Verbundvorhaben: InDEED – Konzeption, Umsetzung und Evaluation einer auf Blockchain basierenden energiewirtschaftlichen Datenplattform für die Anwendungsfälle ‚Labeling‘ und ‚Asset Logging‘

Ziel des Forschungsprojektes inDEED („Infrastruktur für Dezentralisierte Energie Daten“) ist die Beantwortung übergeordneter Fragestellungen im Kontext der Digitalisierung der Energiewende, der Anwendung neuer Technologien (Blockchain) sowie der Veränderung der Akteursbeziehungen und Rollen durch Plattform-basierte digitale Prozesse. Das Teilvorhaben der Stiftung Umweltenergierecht dient der rechtswissenschaftlichen Begleitung des Vorhabens, der Erarbeitung einer Status-Quo-Analyse sowie der Erstellung einer Roadmap zur Weiterentwicklung identifizierter regulatorischer Hemmnisse bzw. der Entwicklung von Handlungsvorschlägen.

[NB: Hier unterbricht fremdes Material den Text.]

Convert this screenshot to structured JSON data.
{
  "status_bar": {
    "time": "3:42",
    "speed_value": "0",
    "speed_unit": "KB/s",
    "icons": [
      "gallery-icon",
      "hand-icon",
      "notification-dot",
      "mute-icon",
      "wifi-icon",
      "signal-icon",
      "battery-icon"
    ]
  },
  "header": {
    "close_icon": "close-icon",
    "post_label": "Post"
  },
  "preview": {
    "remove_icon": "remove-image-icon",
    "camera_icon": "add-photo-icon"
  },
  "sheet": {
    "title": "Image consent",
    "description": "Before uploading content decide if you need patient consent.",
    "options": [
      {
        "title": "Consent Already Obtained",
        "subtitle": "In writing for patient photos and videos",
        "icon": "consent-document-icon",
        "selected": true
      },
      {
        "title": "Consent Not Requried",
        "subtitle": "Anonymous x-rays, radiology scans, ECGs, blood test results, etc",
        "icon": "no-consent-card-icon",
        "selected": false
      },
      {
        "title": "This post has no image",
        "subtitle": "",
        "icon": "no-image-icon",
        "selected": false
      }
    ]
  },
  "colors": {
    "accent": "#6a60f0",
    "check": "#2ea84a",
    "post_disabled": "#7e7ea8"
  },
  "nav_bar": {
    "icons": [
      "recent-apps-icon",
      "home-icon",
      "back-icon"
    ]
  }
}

Laufzeit: 1. April 2020 bis 31. März 2023

Projektmittel: Bundesministerium für Wirtschaft und Energie

Projektpartner: Forschungsstelle für Energiewirtschaft e.V. (FfE e.V.), Forschungsgesellschaft für Energiewirtschaft mbH (FfE GmbH), Universität Bayreuth (mit Fraunhofer Blockchain-Labor)

Projektbearbeitung: Dr. Johannes Hilpert (Projektleitung), Dr. Maximilian Wimmer, Carsten von Gneisenau, Nikolas Klausmann

Projektbearbeitung

Dr. Maximilian Wimmer
Tel: +49-931-79 40 77-271
E-Mail

Carsten von Gneisenau
Tel: +49-931-79 40 77-285
E-Mail

Nikolas Klausmann
Tel: +49-931-794077-0
E-Mail

Inhalt

Im Projekt sollen die beiden aus Sicht des Konsortiums vielversprechendsten Anwendungsfelder für Blockchains in der Energiewirtschaft praktisch umgesetzt und bewertet sowie die Vor- und Nachteile evaluiert werden. Dabei handelt es sich um das „Labeling von Energieflüssen“ sowie das „Asset Logging“. Hierzu sollen Anlagen und Letztverbraucher in Zusammenarbeit mit den Projektpartnern im Feld an eine zu entwickelnde Plattform angebunden und die Ergebnisse in weiterführenden wissenschaftlichen Studien bewertet werden.

Ein Schwerpunkt der rechtlichen Analyse liegt dabei auf der grundlegenden Erarbeitung der rechtlichen Vorgaben für das Labeling von Energieflüssen. Während in sonstigen Forschungsvorhaben zu Energieplattform-Konzepten mit und ohne Einbindung von Blockchains regelmäßig die Entwicklung von Marktkonzepten für den regionalen Stromhandel im Vordergrund steht, zielt das Projekt inDEED verstärkt auf die Möglichkeiten von Blockchains beim Nachweis bestimmter Energieflüsse, etwa Grün- oder Regionalstrom. Darüber hinaus wird zu analysieren sein, welcher spezifische Rechtsrahmen für die Nutzung von Blockchains zu berücksichtigen ist, etwa im Bereich des Datenschutzes, der Datensicherheit, der kritischen Infrastrukturen sowie der Haftung. Zudem wird geprüft, inwieweit relevante rechtliche Vorgaben im Bereich des Asset Logging bestehen und inwieweit Hemmnisse für die Umsetzung der im Projekt untersuchten Modelle erkennbar sind. Asset Logging meint dabei die Erfassung von Betriebs-, Wartungs- und Instandhaltungsdaten mittels intelligenter Messsysteme, Prüforganen oder weiterer Quellen.